A tentative reading schedule is included below.
Please note: this is a blended course. In-person classes (lecture and tutorial) will be held six times in the term, on the following dates:
Sept 8, 22; Oct. 6, 27; Nov. 10, 24. You are expected to attend all of these in-person meetings. All other course materials and activities will be offered in canvas, chiefly in the form of audio lecture recordings, online discussions, and other learning activities.
Please purchase the three books listed below (The Living Mountain, H is for Hawk and Vaster Wilds) from your favourite bookseller or borrow them from a library; all other reading materials will be provided through online links or via canvas.
Tenative Reading Schedule
Sept 8 (in person): Dorothy Wordsworth, Grasmere Journal (read both the introduction and the journal for our first meeting)
Sept 15: Nan Shepherd, The Living Mountain
Sept 22 (in person): Nan Shepherd, The Living Mountain
Sept 20: E. Pauline Johnson, selections from Legends of Vancouver
Oct. 6 (in person): Robin Wall Kimmerer, selections from Braiding Sweetgrass
Oct. 13: (Thanksgiving)
Oct. 20: Rachel Carson, selections from Silent Spring
Oct. 27 (in person): Helen Macdonald, H is for Hawk
Nov. 3: Suzanne Simard, selections from Finding the Mother Tree; BBC Podcast “The Meaning of Trees”
Nov. 10 (in person): Lauren Groff, Vaster Wilds
Nov. 17: Jamaica Kincaid, "The Disturbances of the Garden"
Nov. 24 (in person): Elizabeth Kolbert, Climate Crisis writing for The New Yorker
Dec. 1: Review
Grading
- Writing Journal 25%
- First Essay/Project 20%
- Second Essay/Project 25%
- Attendance/Participation (in person) 10%
- Participation/Activities (remote) 20%
Materials
REQUIRED READING:
Nan Shepherd, The Living Mountain
ISBN: 085786183
Helen Macdonald, H is for Hawk
ISBN: 0143194674
Lauren Groff, Vaster Wilds
ISBN: 978-0593418413
REQUIRED READING NOTES:
Your personalized Course Material list, including digital and physical textbooks, are available through the SFU Bookstore website by simply entering your Computing ID at: shop.sfu.ca/course-materials/my-personalized-course-materials.
Department Undergraduate Notes:
IMPORTANT NOTE Re 300 and 400 level courses: 75% of spaces in 300 level English courses, and 100% of spaces in 400 level English courses, are reserved for declared English Major, Minor, Extended Minor, Joint Major, and Honours students only, until open enrollment begins.
For all On-Campus Courses, please note the following:
- To receive credit for the course, students must complete all requirements.
- Tutorials/Seminars WILL be held the first week of classes.
- When choosing your schedule, remember to check "Show lab/tutorial sections" to see all Lecture/Seminar/Tutorial times required.
Registrar Notes:
ACADEMIC INTEGRITY: YOUR WORK, YOUR SUCCESS
At SFU, you are expected to act honestly and responsibly in all your academic work.
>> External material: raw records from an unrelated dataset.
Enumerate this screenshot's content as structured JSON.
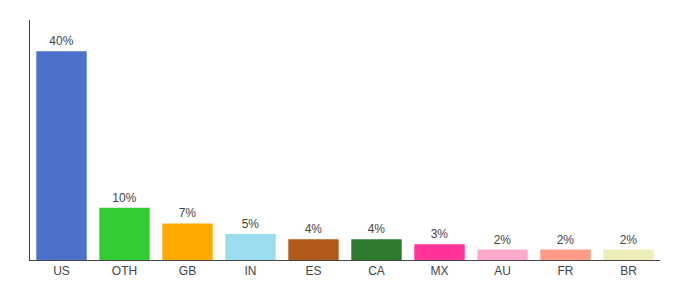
{
  "chart_data": {
    "type": "bar",
    "categories": [
      "US",
      "OTH",
      "GB",
      "IN",
      "ES",
      "CA",
      "MX",
      "AU",
      "FR",
      "BR"
    ],
    "values": [
      40,
      10,
      7,
      5,
      4,
      4,
      3,
      2,
      2,
      2
    ],
    "value_labels": [
      "40%",
      "10%",
      "7%",
      "5%",
      "4%",
      "4%",
      "3%",
      "2%",
      "2%",
      "2%"
    ],
    "colors": [
      "#4d72cc",
      "#33cc33",
      "#ffaa00",
      "#99ddee",
      "#b05a1a",
      "#2d7a2d",
      "#ff3399",
      "#ffaacc",
      "#ff9988",
      "#eeeebb"
    ],
    "data_labels": true,
    "ylim": [
      0,
      46
    ],
    "yticks": [],
    "tick_labels": "x",
    "grid": false
  }
}
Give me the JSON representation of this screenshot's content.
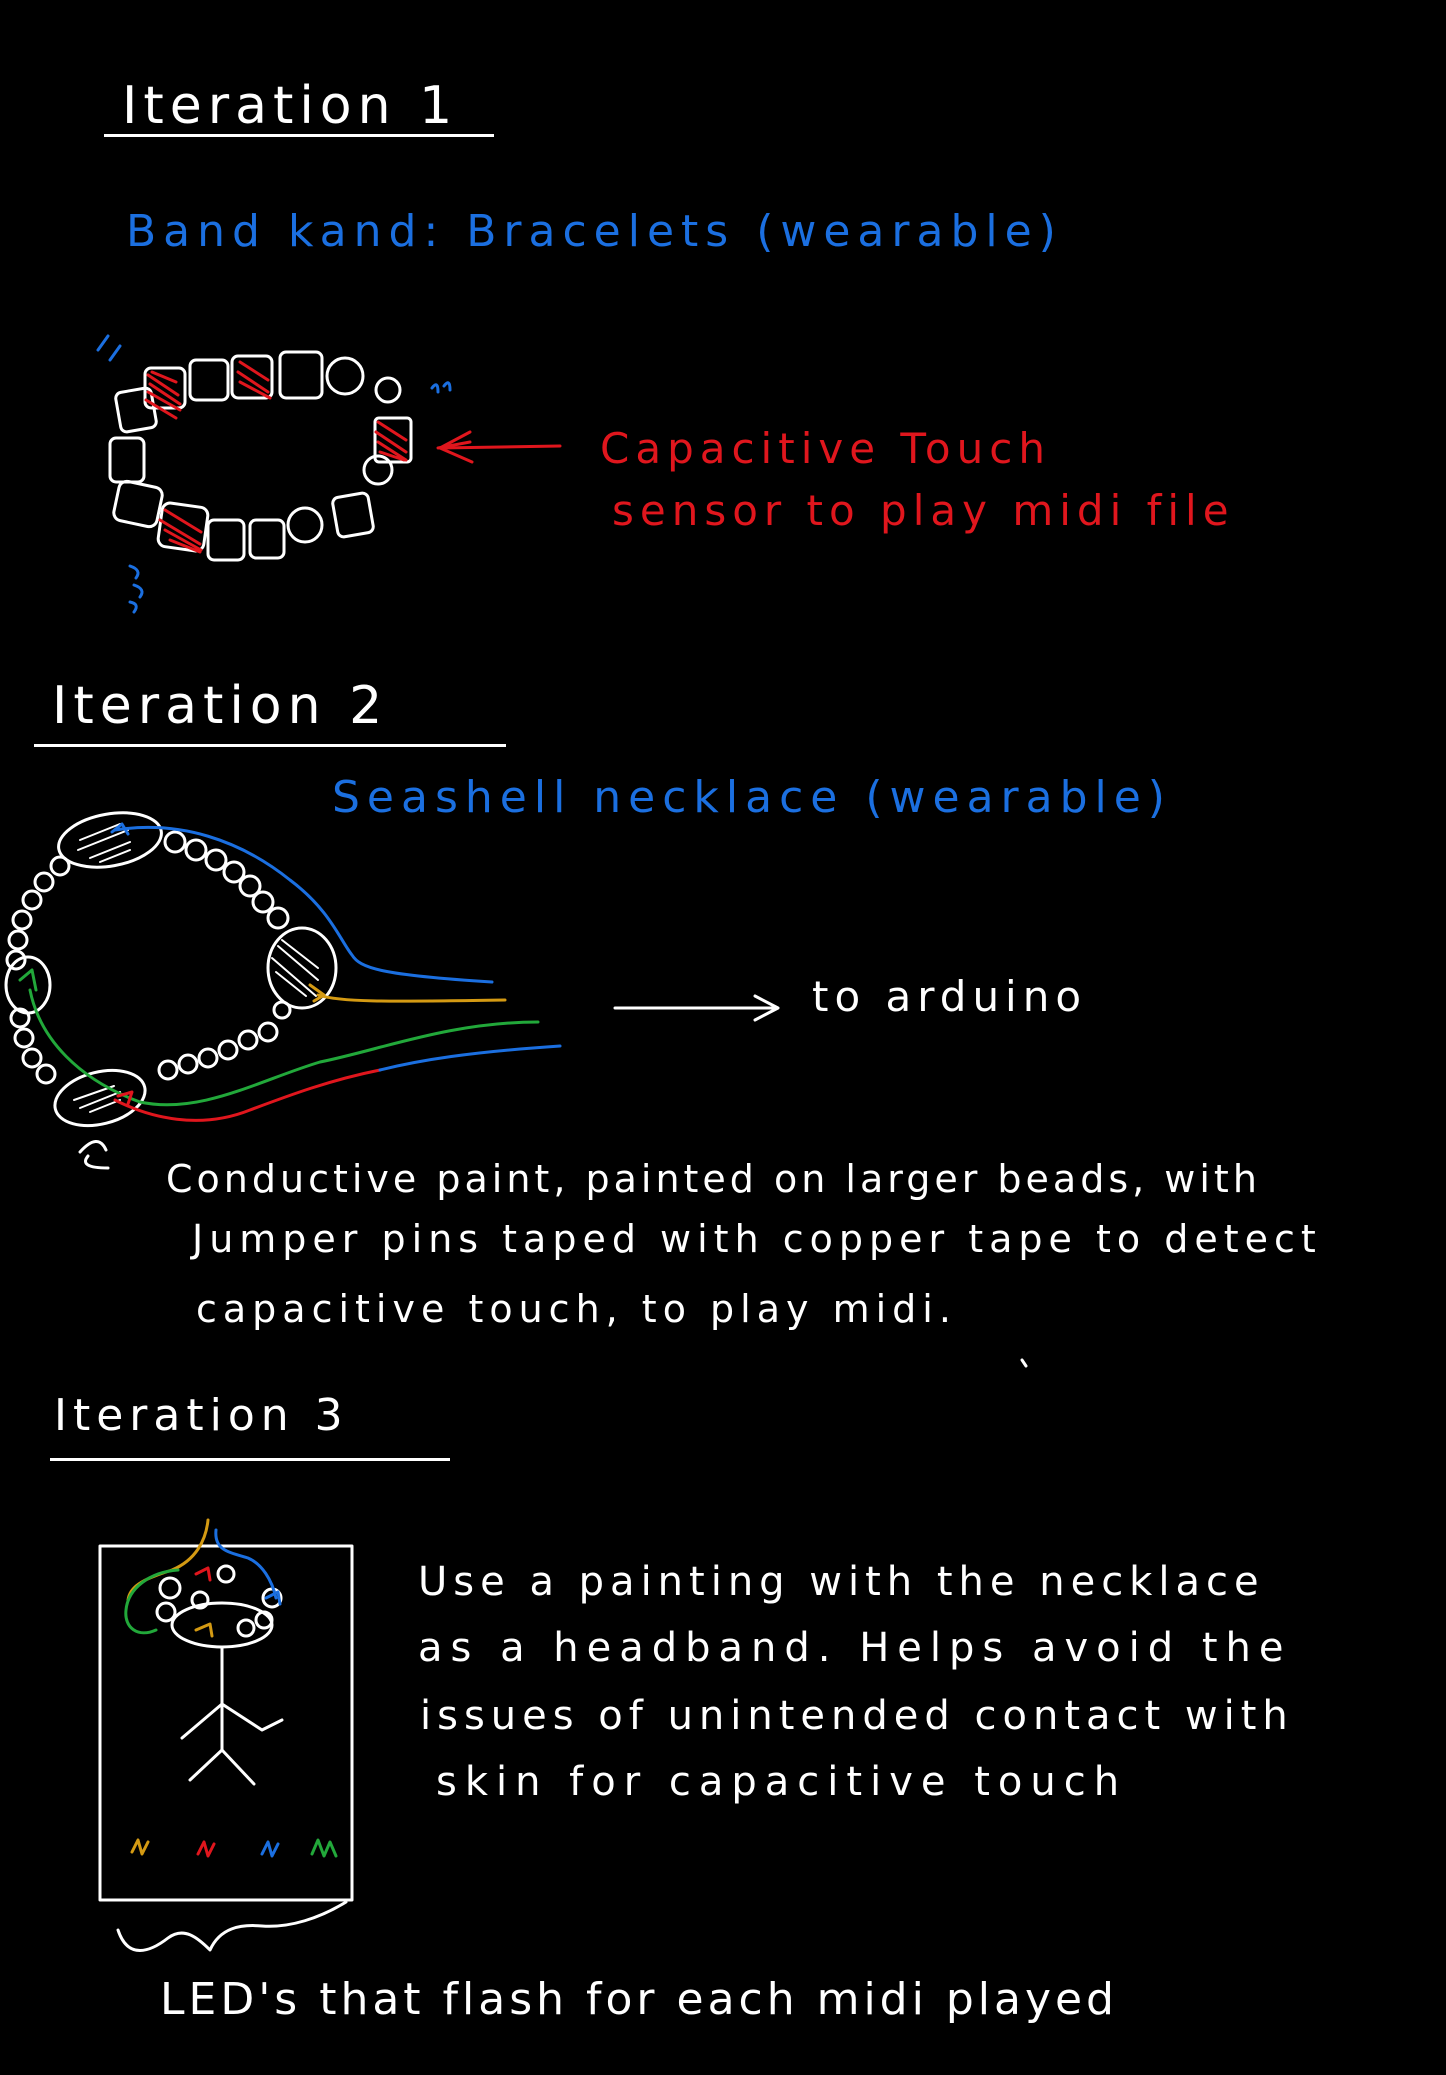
{
  "colors": {
    "background": "#000000",
    "ink": "#ffffff",
    "blue": "#1b6fe0",
    "red": "#e0161d",
    "green": "#22a83a",
    "gold": "#d49a13"
  },
  "iteration1": {
    "heading": "Iteration 1",
    "subtitle": "Band kand: Bracelets (wearable)",
    "annotation_line1": "Capacitive Touch",
    "annotation_line2": "sensor to play midi file"
  },
  "iteration2": {
    "heading": "Iteration 2",
    "subtitle": "Seashell necklace (wearable)",
    "arrow_label": "to arduino",
    "note_line1": "Conductive paint, painted on larger beads, with",
    "note_line2": "Jumper pins taped with copper tape to detect",
    "note_line3": "capacitive touch, to play midi."
  },
  "iteration3": {
    "heading": "Iteration 3",
    "desc_line1": "Use a painting with the necklace",
    "desc_line2": "as a headband. Helps avoid the",
    "desc_line3": "issues of unintended contact with",
    "desc_line4": "skin for capacitive touch",
    "led_caption": "LED's that flash for each midi played"
  }
}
Cheating, plagiarism, or any other form of academic dishonesty harms your own learning, undermines the efforts of your classmates who pursue their studies honestly, and goes against the core values of the university.
To learn more about the academic disciplinary process and relevant academic supports, visit:
- SFU’s Academic Integrity Policy: S10-01 Policy
- SFU’s Academic Integrity website, which includes helpful videos and tips in plain language: Academic Integrity at SFU
RELIGIOUS ACCOMMODATION
Students with a faith background who may need accommodations during the term are encouraged to assess their needs as soon as possible and review the Multifaith religious accommodations website. The page outlines ways they begin working toward an accommodation and ensure solutions can be reached in a timely fashion.